1. Customer Growth Dynamics – Correlations
These correlations revealed activities in sales orders and pricing weakening the relation between how many units of product are sold and the associated price to the volume of closed deals.
2. Customer Growth Dynamics – AI Predictive Signal (PS) & AI Probabilistic Forecast (PF)
The PS for revenue indicated a weakness in achieving the 2X revenue growth Strategic Object. However, the combined PS and PF give a powerful unbiased look into the future, including a deep dive into data for advanced action that can alter the current business trajectory.

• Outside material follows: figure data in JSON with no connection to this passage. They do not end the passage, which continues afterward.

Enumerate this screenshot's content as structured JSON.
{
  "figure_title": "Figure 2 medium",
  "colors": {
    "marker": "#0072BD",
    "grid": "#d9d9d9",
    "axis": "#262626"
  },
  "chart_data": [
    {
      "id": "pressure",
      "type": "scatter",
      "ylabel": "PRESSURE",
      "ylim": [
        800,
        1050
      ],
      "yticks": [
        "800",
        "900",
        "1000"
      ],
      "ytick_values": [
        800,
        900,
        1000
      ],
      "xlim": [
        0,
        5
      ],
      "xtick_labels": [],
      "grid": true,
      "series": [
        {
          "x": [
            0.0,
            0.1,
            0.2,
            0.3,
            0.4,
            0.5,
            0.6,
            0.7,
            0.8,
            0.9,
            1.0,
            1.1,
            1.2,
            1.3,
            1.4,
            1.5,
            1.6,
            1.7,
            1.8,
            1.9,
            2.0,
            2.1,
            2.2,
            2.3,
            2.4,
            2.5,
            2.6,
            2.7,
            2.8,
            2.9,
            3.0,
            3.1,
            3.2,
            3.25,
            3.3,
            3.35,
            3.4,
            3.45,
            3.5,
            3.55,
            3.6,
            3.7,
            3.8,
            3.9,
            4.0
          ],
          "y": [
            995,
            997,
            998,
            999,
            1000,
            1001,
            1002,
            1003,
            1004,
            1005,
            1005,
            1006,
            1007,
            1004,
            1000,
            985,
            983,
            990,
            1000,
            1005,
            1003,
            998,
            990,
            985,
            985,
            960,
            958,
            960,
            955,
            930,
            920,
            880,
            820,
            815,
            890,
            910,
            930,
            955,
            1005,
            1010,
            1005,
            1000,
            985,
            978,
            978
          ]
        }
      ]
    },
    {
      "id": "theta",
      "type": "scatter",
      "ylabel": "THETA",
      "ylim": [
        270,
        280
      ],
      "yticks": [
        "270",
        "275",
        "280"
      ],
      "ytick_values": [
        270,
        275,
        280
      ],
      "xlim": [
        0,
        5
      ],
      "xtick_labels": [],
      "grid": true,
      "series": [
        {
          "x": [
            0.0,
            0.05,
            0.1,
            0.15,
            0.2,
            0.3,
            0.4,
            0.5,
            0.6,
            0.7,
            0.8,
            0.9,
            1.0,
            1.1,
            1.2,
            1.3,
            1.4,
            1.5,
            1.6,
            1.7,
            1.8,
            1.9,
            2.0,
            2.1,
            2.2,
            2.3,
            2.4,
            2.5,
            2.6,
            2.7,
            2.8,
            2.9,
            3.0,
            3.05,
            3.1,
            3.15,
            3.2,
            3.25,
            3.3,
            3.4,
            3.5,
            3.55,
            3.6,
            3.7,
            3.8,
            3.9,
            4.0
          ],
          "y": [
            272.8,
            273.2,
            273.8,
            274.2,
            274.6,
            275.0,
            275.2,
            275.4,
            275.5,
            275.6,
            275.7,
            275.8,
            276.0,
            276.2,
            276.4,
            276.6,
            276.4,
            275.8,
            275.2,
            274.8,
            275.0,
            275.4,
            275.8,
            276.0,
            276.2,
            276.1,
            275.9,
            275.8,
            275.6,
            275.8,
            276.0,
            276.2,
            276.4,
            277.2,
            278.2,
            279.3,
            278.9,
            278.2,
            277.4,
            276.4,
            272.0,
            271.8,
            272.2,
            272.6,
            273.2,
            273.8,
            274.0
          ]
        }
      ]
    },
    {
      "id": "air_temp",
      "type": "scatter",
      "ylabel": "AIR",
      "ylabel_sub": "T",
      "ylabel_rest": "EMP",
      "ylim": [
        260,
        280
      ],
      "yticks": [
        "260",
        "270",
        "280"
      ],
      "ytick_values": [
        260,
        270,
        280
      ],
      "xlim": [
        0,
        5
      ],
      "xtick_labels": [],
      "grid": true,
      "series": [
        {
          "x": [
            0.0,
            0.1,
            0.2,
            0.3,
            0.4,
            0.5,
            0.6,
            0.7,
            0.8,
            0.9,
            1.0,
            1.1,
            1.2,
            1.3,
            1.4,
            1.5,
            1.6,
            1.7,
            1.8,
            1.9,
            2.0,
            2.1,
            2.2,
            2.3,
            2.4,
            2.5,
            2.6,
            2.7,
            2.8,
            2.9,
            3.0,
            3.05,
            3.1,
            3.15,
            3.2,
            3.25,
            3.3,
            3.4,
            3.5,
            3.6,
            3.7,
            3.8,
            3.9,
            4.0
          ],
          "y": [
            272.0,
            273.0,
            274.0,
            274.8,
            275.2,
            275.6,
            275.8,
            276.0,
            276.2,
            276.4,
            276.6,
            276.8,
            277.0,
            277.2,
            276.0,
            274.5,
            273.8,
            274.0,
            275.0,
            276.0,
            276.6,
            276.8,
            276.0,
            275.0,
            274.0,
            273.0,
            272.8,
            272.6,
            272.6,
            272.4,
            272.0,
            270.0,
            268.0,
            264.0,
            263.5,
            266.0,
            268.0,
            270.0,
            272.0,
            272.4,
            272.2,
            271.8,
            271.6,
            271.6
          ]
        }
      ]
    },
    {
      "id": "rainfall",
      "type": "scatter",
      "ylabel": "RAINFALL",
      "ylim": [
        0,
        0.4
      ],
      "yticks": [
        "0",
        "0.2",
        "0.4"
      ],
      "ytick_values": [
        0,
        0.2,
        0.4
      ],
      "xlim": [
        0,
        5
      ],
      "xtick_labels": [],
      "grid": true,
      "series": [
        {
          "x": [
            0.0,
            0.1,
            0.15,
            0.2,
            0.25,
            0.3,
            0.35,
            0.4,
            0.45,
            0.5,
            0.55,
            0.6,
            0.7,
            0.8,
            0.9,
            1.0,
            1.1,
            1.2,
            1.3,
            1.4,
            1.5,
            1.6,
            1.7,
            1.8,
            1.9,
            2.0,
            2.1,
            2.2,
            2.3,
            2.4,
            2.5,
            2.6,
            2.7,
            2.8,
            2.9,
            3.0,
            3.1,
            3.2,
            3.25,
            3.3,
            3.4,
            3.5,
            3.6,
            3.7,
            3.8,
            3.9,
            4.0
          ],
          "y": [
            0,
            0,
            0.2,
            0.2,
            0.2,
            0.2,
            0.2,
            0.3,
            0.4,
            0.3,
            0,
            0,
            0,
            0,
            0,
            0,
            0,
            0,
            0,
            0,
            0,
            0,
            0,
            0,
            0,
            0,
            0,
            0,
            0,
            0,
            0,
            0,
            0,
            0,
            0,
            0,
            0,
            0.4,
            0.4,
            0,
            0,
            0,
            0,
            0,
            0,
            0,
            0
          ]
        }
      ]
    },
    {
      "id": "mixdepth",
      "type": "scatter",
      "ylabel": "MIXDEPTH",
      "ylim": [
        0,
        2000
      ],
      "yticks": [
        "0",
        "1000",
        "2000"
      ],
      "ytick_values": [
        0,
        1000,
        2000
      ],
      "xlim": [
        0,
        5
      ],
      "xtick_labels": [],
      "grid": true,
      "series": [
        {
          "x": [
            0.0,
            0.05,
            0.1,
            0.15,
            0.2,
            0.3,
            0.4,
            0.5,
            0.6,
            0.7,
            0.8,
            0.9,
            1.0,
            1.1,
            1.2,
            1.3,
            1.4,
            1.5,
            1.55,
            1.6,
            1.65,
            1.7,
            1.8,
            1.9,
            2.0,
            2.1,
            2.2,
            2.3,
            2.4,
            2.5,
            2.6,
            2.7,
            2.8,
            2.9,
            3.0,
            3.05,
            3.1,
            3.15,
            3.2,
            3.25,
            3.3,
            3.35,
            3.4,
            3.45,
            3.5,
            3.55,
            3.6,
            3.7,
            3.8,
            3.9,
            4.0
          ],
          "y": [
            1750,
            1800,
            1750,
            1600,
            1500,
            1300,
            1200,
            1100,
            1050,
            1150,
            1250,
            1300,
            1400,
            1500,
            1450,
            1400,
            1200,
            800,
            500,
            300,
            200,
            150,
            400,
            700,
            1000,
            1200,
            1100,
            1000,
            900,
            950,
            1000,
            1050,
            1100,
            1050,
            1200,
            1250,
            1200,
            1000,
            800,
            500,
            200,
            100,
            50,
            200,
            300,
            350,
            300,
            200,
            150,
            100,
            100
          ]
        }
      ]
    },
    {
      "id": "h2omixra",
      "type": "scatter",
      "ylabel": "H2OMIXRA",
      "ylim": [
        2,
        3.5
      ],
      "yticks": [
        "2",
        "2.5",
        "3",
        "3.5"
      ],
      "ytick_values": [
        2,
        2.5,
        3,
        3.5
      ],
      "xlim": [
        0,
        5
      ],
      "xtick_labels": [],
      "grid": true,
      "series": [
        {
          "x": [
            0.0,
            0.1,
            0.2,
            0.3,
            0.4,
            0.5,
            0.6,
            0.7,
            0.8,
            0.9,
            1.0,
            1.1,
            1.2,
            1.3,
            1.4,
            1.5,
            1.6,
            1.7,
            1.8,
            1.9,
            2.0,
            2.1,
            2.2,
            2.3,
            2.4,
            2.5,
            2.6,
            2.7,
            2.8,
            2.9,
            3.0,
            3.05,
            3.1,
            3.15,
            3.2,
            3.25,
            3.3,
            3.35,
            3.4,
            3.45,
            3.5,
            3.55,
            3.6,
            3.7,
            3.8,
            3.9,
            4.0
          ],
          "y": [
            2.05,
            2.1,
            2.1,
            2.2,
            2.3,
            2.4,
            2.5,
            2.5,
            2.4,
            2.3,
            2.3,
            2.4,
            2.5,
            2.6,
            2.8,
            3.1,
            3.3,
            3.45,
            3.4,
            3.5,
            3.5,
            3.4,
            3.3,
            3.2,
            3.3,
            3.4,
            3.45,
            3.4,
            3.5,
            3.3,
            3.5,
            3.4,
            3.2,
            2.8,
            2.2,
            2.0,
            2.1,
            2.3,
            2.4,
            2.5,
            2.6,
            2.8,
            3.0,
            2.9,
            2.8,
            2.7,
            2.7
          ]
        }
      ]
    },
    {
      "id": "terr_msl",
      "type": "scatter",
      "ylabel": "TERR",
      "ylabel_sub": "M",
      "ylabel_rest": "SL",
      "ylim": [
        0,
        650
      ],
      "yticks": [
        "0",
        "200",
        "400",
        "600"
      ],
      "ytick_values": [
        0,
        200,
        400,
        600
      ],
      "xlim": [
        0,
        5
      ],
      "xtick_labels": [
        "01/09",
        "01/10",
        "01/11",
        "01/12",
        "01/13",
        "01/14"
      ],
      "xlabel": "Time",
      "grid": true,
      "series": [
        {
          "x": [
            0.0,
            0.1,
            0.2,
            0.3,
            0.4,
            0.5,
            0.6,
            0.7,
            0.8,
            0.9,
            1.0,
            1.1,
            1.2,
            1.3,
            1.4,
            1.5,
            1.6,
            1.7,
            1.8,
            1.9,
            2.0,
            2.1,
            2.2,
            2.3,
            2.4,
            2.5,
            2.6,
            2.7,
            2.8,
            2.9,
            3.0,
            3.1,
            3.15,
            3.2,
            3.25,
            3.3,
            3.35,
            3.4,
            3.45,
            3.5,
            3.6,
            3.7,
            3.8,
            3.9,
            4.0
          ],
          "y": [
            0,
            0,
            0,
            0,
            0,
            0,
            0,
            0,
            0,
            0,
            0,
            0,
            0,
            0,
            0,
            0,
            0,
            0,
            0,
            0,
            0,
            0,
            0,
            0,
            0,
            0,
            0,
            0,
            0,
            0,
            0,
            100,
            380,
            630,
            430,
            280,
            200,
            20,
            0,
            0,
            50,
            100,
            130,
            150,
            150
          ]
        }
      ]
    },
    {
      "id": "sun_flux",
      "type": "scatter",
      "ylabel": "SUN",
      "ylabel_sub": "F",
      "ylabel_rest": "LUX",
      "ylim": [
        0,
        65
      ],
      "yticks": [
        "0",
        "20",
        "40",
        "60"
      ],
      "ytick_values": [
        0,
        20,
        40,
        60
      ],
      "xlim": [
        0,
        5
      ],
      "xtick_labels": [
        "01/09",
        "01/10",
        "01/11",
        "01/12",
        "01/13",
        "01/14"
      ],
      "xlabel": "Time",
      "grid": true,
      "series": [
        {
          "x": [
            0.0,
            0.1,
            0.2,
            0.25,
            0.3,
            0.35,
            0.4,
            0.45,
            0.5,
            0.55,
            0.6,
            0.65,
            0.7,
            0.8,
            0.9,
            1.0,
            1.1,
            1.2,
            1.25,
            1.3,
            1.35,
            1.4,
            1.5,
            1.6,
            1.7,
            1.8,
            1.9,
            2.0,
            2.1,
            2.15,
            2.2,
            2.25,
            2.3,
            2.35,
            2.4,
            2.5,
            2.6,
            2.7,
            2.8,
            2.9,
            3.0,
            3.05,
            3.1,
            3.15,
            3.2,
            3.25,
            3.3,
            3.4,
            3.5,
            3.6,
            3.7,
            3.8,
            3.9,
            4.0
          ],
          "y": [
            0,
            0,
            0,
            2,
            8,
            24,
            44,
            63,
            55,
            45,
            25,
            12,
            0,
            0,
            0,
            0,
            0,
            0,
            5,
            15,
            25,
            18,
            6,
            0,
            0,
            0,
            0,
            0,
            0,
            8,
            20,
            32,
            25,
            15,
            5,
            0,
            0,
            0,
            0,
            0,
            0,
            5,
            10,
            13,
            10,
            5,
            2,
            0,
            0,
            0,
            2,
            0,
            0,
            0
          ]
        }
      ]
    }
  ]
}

3. Effective Problem Resolution – Correlations
The total Return Merchandise Authorisations (RMAs) aren't correlated with the number of deal closings means there's good control from good quality products and processes. However, RMAs one level deeper show a surprisingly weak correlation with the external indicators of Consumer Sentiment and Consumer Price Index.
4. Effective Problem Resolution
Here, detailed analytics identified some products with persistent and systemic issues, even though the products fall within the bands of reliability tolerance.
5. Order Processing – Operations Statistics
This powerfully shows the history of operations and predicts when it's about to change. Overall, it has operated largely within its norm, and there was no signal for implementing change.
6. Touchless Orders – Predictive Signal (PS)
It helps us reveal the key distributors and order pushback (i.e. error) codes that drive pushbacks. Insight is how Electronic Data Interchange (EDI) and manual orders contribute almost equally to order pushbacks. However, the PS for EDI is decreasing whilst manual is flat. As such, EDI is predicted to improve even as order volume increases but not necessarily so for manual.
LightZ produced the KPI reporting inclusive of probabilistic forecasts, predictive signals, and correlations that monitor operations towards attaining the strategic objectives. For the first time, Global Operations could visualise its connection with Strategic Principles and understand the contribution of each group's actions in Global Operations to achieve those principles.
Finally, the ASC is a beautiful innovation from the modern world of AI and analytics, enabling managers to explore the future, see the impact of today's operations on tomorrow's results and gain unbiased predictive analytical insights and perspectives.